Dingfest wurde er aber erst 6. April dieses Jahres gemacht. Die polnische Polizei nahm ihn in Breslau fest und überstellte ihn nach Stuttgart. Hier hat er ein Geständnis abgelegt. Vor Gericht erscheint er mit gleich drei Verteidigern, die sein Geständnis vor der 3. Strafkammer wiederholen.

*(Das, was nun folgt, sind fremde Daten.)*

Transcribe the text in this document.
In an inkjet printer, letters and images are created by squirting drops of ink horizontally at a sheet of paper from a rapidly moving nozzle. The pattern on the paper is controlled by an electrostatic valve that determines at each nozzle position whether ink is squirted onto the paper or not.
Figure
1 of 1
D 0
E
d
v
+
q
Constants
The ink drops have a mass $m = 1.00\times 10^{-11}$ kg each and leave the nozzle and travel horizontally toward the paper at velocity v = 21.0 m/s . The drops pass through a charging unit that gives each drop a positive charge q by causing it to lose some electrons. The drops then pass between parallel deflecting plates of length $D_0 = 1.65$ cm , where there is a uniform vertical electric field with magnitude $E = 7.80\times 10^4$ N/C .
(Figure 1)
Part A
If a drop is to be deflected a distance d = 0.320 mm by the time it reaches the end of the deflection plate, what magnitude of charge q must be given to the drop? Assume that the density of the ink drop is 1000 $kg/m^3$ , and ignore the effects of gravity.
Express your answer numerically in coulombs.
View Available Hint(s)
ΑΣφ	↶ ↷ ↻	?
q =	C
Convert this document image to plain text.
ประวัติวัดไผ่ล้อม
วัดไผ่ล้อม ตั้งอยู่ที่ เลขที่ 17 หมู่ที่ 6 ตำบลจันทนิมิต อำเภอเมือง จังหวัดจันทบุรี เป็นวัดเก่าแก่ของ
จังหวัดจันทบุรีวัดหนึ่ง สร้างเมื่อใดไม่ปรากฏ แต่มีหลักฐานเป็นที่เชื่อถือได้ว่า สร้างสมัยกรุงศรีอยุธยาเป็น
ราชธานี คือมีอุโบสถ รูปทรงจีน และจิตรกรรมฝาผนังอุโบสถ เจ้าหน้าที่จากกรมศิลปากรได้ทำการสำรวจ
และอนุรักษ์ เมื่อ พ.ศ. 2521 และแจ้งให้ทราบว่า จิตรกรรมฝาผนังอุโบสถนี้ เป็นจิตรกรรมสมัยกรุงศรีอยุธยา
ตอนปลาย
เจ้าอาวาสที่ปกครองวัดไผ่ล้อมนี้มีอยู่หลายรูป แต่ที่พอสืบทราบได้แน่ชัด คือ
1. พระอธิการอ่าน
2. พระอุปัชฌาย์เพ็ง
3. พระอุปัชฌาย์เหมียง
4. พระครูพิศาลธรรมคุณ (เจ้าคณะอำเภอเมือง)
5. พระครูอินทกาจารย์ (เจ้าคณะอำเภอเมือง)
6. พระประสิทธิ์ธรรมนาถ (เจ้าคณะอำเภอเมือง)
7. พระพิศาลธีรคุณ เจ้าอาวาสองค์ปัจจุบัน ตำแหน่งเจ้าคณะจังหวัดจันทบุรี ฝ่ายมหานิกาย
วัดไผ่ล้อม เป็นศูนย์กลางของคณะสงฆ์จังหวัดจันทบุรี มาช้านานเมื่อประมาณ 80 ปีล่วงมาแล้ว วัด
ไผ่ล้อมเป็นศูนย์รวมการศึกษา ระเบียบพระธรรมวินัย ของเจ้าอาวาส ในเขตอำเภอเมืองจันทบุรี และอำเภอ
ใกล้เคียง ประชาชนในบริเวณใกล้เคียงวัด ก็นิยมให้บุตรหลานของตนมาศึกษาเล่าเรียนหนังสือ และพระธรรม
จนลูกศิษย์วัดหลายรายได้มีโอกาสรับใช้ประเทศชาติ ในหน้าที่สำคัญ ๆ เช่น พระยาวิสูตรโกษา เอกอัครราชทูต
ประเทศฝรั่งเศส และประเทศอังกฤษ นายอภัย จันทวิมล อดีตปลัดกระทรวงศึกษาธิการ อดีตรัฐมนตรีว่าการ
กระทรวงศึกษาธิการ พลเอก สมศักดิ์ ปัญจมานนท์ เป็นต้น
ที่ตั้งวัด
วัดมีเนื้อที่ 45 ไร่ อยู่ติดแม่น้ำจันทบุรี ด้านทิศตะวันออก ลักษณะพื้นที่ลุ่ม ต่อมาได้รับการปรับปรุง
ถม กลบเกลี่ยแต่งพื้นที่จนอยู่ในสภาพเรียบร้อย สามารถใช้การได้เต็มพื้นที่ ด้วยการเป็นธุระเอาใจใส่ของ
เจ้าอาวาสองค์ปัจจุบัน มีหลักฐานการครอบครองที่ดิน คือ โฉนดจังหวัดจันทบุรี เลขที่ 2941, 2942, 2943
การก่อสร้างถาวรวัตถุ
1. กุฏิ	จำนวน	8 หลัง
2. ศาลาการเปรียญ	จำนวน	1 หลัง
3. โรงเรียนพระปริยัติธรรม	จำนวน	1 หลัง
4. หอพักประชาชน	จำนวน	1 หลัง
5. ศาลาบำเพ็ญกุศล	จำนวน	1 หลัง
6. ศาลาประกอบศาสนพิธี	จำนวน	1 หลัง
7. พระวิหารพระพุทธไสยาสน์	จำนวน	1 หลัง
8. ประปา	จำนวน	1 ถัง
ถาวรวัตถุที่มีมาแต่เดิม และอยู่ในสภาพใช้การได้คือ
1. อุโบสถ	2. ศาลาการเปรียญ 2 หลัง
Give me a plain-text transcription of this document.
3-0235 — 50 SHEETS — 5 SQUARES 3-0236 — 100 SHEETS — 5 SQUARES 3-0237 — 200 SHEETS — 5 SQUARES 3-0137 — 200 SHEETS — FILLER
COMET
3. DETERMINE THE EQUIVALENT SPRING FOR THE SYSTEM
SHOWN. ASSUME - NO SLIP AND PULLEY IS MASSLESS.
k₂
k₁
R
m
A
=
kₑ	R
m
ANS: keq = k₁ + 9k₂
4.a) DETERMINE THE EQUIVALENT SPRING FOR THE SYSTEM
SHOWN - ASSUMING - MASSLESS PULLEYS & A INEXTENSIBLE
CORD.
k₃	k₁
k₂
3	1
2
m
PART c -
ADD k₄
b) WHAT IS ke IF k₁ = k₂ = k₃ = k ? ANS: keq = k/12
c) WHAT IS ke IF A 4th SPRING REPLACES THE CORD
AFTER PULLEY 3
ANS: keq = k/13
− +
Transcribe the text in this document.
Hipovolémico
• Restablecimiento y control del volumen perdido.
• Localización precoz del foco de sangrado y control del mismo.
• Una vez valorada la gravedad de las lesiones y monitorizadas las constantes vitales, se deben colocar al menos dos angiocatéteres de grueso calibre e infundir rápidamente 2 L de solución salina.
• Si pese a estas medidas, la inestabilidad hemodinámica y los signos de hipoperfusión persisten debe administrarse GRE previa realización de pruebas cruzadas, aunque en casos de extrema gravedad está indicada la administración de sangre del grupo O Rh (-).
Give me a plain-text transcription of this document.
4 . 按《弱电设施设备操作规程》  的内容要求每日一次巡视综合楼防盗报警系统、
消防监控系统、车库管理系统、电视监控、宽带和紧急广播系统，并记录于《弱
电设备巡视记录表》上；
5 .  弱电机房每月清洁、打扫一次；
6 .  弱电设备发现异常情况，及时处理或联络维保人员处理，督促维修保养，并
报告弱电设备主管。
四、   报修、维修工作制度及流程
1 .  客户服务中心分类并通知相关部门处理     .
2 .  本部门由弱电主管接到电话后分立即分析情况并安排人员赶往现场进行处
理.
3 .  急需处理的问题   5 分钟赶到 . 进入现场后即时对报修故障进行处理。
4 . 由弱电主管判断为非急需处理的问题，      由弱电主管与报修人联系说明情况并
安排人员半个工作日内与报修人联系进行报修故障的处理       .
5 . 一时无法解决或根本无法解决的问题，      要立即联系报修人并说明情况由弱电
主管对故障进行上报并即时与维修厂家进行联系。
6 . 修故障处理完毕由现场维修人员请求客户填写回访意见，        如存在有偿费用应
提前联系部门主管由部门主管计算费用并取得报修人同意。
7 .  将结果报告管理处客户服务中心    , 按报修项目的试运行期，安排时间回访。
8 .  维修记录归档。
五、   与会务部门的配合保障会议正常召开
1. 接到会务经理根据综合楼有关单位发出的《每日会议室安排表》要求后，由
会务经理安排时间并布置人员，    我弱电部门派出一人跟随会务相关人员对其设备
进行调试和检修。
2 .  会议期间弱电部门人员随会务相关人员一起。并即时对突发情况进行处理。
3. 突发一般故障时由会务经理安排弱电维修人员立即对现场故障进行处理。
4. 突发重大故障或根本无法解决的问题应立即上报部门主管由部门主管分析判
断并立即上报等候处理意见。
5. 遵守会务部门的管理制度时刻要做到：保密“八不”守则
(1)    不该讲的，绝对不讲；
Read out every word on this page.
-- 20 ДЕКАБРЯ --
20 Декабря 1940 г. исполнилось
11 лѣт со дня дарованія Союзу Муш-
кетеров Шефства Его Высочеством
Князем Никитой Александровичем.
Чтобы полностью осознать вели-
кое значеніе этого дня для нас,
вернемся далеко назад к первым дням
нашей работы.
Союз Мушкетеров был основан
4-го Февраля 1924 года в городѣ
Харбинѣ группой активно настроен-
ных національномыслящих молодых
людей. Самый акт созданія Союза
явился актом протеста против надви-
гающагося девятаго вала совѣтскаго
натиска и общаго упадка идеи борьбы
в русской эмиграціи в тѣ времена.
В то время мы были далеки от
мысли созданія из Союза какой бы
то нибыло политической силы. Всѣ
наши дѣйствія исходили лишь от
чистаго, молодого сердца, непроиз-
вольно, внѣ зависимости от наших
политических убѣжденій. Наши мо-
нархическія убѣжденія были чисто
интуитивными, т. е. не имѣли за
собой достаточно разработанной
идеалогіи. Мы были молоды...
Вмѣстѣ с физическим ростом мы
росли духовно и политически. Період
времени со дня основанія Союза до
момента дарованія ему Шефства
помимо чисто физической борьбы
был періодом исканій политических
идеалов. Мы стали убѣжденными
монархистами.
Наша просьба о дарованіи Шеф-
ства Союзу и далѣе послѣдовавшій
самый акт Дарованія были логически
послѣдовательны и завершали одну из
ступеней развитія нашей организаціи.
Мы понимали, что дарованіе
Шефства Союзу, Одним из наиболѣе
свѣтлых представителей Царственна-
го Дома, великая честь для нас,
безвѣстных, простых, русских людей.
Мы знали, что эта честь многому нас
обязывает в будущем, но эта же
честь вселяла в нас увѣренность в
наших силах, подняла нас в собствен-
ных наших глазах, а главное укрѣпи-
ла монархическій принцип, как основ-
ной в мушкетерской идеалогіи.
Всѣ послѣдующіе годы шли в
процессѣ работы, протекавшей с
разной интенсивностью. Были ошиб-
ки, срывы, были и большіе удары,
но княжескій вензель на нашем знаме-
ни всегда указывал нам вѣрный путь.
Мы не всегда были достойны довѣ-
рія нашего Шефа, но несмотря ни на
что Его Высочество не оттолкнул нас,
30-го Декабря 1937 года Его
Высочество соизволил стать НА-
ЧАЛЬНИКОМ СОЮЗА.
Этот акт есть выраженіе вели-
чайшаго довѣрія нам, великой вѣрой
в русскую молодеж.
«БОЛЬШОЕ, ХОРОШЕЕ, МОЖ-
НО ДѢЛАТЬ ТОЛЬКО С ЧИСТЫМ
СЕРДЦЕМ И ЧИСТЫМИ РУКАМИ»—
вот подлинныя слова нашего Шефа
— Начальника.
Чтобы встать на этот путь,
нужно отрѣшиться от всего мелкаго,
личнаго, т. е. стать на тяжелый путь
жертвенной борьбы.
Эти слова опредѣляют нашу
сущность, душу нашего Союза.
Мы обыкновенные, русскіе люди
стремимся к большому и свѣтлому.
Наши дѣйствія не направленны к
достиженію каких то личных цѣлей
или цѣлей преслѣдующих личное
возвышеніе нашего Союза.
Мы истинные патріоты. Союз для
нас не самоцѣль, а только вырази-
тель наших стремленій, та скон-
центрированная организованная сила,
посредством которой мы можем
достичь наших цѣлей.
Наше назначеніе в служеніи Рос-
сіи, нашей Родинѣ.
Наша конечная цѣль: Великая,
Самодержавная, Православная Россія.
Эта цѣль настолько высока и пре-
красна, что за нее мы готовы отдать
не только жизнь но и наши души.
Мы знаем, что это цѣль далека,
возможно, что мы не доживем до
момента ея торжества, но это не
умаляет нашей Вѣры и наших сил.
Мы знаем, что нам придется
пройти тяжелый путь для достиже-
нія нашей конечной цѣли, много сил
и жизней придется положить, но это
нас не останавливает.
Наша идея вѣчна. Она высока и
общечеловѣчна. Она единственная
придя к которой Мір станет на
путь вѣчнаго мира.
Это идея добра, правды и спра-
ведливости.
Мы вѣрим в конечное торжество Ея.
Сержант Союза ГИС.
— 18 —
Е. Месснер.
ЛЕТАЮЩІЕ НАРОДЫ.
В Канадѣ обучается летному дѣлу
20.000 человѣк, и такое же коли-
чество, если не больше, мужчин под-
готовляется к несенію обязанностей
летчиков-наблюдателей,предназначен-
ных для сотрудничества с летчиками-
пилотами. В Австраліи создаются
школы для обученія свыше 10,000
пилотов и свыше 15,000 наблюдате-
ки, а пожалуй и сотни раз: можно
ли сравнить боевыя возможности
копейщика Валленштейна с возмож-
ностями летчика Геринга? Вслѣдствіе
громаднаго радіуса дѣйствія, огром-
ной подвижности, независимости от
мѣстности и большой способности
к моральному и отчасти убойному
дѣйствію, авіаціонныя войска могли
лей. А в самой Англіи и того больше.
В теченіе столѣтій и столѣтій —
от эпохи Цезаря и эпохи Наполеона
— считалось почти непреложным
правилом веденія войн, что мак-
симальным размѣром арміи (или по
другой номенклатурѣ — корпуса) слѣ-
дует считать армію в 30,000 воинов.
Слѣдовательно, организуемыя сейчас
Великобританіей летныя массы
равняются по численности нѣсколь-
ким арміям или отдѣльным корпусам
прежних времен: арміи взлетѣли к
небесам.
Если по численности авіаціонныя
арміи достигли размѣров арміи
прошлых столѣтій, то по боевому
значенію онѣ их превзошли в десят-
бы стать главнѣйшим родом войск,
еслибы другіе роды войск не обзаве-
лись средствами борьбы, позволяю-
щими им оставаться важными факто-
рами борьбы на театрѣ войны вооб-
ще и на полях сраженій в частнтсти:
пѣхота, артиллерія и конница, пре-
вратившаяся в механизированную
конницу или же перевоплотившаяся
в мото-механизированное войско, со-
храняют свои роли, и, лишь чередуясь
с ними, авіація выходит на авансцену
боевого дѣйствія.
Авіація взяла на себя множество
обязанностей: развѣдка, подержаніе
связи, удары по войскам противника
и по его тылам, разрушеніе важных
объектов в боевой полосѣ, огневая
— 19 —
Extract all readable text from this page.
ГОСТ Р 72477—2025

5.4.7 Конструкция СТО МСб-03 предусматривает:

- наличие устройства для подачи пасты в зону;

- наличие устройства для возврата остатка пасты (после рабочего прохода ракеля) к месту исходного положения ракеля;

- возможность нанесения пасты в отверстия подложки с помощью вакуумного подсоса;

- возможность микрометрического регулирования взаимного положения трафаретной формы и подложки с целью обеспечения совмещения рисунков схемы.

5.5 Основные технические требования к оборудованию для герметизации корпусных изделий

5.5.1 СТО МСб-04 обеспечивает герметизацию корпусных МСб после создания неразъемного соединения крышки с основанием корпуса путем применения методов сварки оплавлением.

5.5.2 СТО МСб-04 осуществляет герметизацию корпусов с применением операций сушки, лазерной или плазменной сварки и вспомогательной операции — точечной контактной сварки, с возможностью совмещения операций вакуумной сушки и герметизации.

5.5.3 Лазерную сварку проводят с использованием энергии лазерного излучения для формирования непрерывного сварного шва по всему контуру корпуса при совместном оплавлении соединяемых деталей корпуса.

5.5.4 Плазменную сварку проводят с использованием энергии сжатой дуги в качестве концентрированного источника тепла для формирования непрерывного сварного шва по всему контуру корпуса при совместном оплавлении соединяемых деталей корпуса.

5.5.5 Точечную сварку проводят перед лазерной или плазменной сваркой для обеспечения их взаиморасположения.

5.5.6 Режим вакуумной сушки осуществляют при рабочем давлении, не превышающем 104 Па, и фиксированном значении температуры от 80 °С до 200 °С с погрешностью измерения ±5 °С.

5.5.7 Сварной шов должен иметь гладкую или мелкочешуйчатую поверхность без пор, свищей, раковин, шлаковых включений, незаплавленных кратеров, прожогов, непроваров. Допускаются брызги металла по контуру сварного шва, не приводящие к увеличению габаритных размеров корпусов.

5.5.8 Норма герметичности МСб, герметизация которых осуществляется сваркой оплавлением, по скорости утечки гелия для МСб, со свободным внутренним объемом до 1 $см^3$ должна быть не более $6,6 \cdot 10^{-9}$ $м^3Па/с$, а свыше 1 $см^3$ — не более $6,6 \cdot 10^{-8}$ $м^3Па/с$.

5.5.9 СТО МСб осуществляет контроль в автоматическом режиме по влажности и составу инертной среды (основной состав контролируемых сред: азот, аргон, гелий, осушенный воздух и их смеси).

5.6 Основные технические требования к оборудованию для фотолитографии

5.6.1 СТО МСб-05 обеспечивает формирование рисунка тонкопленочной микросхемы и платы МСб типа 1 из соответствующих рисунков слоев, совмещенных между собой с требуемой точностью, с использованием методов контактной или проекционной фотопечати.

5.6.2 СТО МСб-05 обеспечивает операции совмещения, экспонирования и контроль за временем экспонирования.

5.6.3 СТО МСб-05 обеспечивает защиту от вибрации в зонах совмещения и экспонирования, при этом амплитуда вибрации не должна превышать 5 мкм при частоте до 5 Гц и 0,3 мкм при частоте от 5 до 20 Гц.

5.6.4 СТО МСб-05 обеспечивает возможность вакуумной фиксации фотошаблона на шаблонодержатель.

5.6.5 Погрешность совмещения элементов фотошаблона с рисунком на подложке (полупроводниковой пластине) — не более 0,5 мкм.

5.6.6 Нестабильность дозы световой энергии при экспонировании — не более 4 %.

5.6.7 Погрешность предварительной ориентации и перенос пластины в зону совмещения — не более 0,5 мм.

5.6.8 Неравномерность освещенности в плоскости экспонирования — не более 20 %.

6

Als Erfinder des Enkeltrickbetrugs gilt Arkadiusz L., der in seinen Kreisen nur Hoss genannt wird. Der heute 49-Jährige soll die Masche in der 1990er-Jahren in Hamburg erstmals angewandt haben. In den Folgejahren entwickelte sich Arkadiusz L. für seine Verfolger zum Phantom.

Gefeiert wird mit Kaviar und Champagner

Als ihm die deutschen Ermittler auf die Spur kamen, flüchtete er nach Polen, wo er mit der Polizei Katz’ und Maus spielte – und mit seinen Betrügereien steinreich wurde. Auch seine Komplizen profitierten reichlich. In einer Spiegel-TV-Reportage sieht man den 49-Jährigen mit Clanmitgliedern, wie sie mit teuren Autos vorfahren und sich Kaviar und Champagner schmecken lassen. Einige Gäste ließen sich mit Hubschraubern zu der Party bringen.

Schon 2007 gab es einen Haftbefehl der Staatsanwaltschaft Stuttgart gegen den Clanchef. Unbestätigten Informationen zufolge zahlte Arkadiusz L. daraufhin einem Mediziner 25 000 Euro für ein Gutachten, in dem ihm ein schweres Herzleiden attestiert wurde. Inzwischen steht der Multimillionär seit Juni dieses Jahres in Polen vor Gericht und schweigt. Mit ihm sitzen seine Schwester und sein Bruder auf der Anklagebank.

Der Angeklagte in Stuttgart wird am Montag von der 3. Strafkammer schließlich zu drei Jahren und drei Monaten Gefängnis verurteilt. Der Prozess dauerte nur wenige Stunden, da sich die Beteiligten vorab verständigt hatten.